Quintillius and Flaccus both turned a withering glance on the optio, who shrank back.
“I’ll go and parley,” said Quintillius.
“I should go, sir,” said Flaccus. “I’m more expendable.”
“Nonsense,” said Quintillius. “No one is expendable. Well.” He threw a sidelong glance at Cominius. “Almost no one.”
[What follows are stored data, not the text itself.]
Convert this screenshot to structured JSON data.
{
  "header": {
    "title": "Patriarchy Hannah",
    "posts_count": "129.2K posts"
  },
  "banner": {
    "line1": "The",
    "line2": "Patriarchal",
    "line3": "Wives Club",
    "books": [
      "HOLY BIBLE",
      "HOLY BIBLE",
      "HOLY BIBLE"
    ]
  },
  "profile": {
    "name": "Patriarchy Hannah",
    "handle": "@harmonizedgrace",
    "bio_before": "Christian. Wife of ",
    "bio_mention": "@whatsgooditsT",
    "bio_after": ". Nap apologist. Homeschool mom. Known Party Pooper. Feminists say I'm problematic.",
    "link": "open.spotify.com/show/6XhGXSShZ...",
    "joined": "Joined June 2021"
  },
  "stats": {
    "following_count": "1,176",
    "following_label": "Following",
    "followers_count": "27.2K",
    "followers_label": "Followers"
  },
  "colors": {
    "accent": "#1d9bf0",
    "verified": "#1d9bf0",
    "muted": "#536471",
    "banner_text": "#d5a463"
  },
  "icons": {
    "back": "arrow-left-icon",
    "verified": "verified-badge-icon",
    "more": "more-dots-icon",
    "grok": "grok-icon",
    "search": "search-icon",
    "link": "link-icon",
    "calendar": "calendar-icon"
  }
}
“Anyway, I’m in command, it’s my responsibility.”
“You aren’t going alone?”
“No. He has two escorts, I’ll take two. Not you, Flaccus, you take command if anything happens to me. Not the signifer either. We aren’t risking the standard. Cominius. You will come with me. And…” Quintillius looked around him, then spotted Oclatinius at his station on his guard tower. “You. Oclatinius,” he called. “You always seem to be in the middle of trouble. You can join me.”
Oclatinius looked at the guard on duty with him in the tower who gave him a sympathetic smile. He descended the ladder and hurried over to Quintillius. The centurion looked him up and down, then looked down at his own uniform.
“Not exactly Praetorians on parade are we? Well, a bit of dirt and grime never hurt a real soldier. Come one. Let’s see what these barbarians want.”